Killing a baby in the womb is not a RIGHT anyone has. It's not right for a boyfriend to stab his pregnant girlfriend and kill the baby. Why should it be ok for the girlfriend to choose that on her own? Who's rights are we protecting? A privilege, maybe. The privilege to kill without feeling entirely guilty because it's not illegal. Yeah, I suppose it's a privilege. But then maybe we could also have the privilege on the books of not having to obey the speed limit on the highway when you're late or in a hurry because it's more convenient. If the argument, "Whatever is best for you is the right decision" works for you...please consider other times that advice could be given and see if you would have the same answer: "It was best for me to drive home drunk because I didn't have a way to get back to my car the next day". "It felt best to me to go 50 in that school zone because I was late for a really important meeting (sorry about hitting your kid)." It was in my best interest to kill that guy - he was hurting my friend." (a side note...isn't it interesting that "Earl had to die" was pulled from radio play, but "Gunpowder and Lead" and it's clear 'pre-meditation' is played at least a few times a day?!? They're fun songs to listen to, but do they really inspire those kinds of actions and renegade justice? Who knows...I prefer to remain cautious and just listen to them in the privacy of my own home. I don't think Chip has anything to worry about...*smile). "It was really in my best interest to take Meth - I needed it to make it through the day." I could go on, but you're probably already not reading because you're mad at me.

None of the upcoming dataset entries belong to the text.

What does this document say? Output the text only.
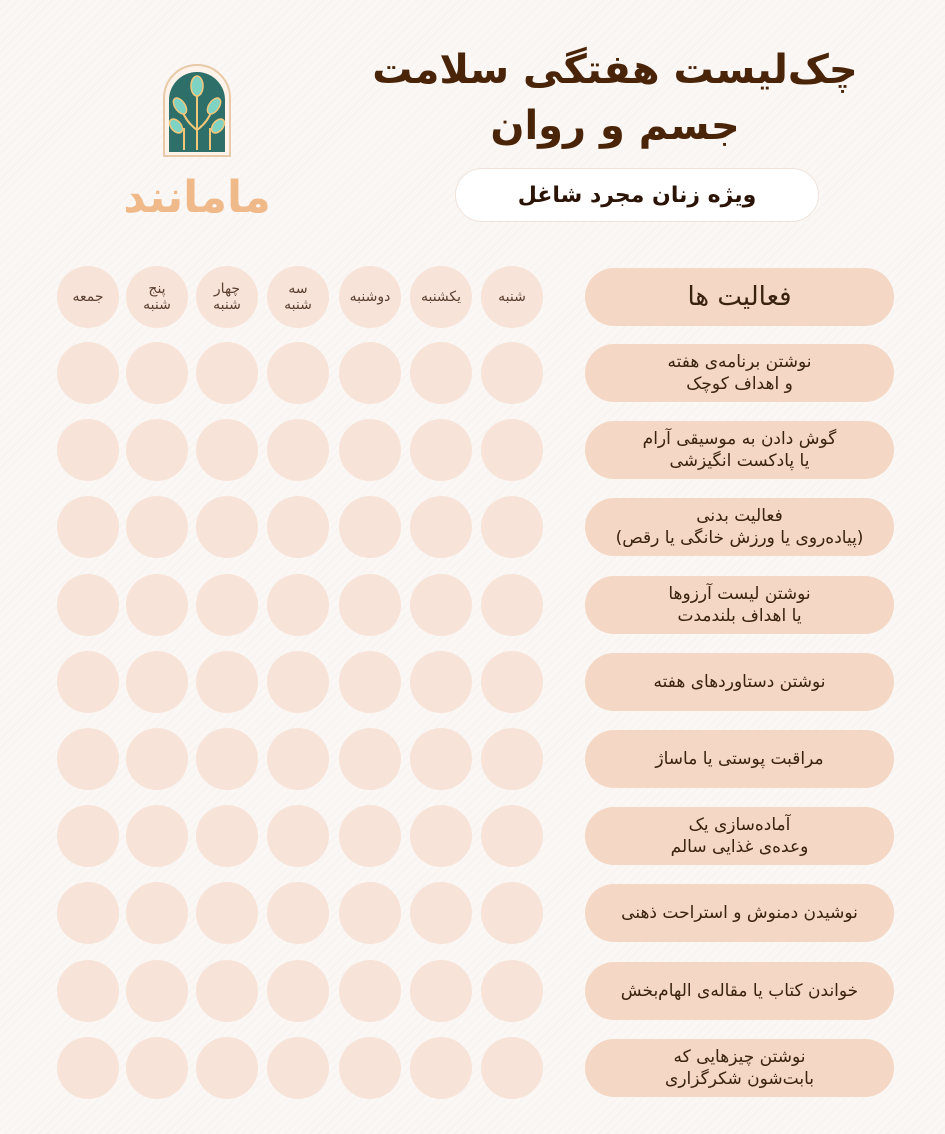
چک‌لیست هفتگی سلامت
جسم و روان
ویژه زنان مجرد شاغل
مامانند
فعالیت ها
شنبه
یکشنبه
دوشنبه
سه
شنبه
چهار
شنبه
پنج
شنبه
جمعه
نوشتن برنامه‌ی هفته
و اهداف کوچک
گوش دادن به موسیقی آرام
یا پادکست انگیزشی
فعالیت بدنی
(پیاده‌روی یا ورزش خانگی یا رقص)
نوشتن لیست آرزوها
یا اهداف بلندمدت
نوشتن دستاوردهای هفته
مراقبت پوستی یا ماساژ
آماده‌سازی یک
وعده‌ی غذایی سالم
نوشیدن دمنوش و استراحت ذهنی
خواندن کتاب یا مقاله‌ی الهام‌بخش
نوشتن چیزهایی که
بابت‌شون شکرگزاری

Well, once every 10 years, I should probably make my opinion known. At least in this non-invasive forum that most people I know stopped reading long ago, anyway (thanks for being faithful Lana! Hope I didn't just make you a former reader!!).
Giving women the right to take lives out of their womb totally removes the right for me to grieve for, and love, and cherish my babies and to praise God for their brief existance, and for my friends to do the same. And I refuse to give THAT right away!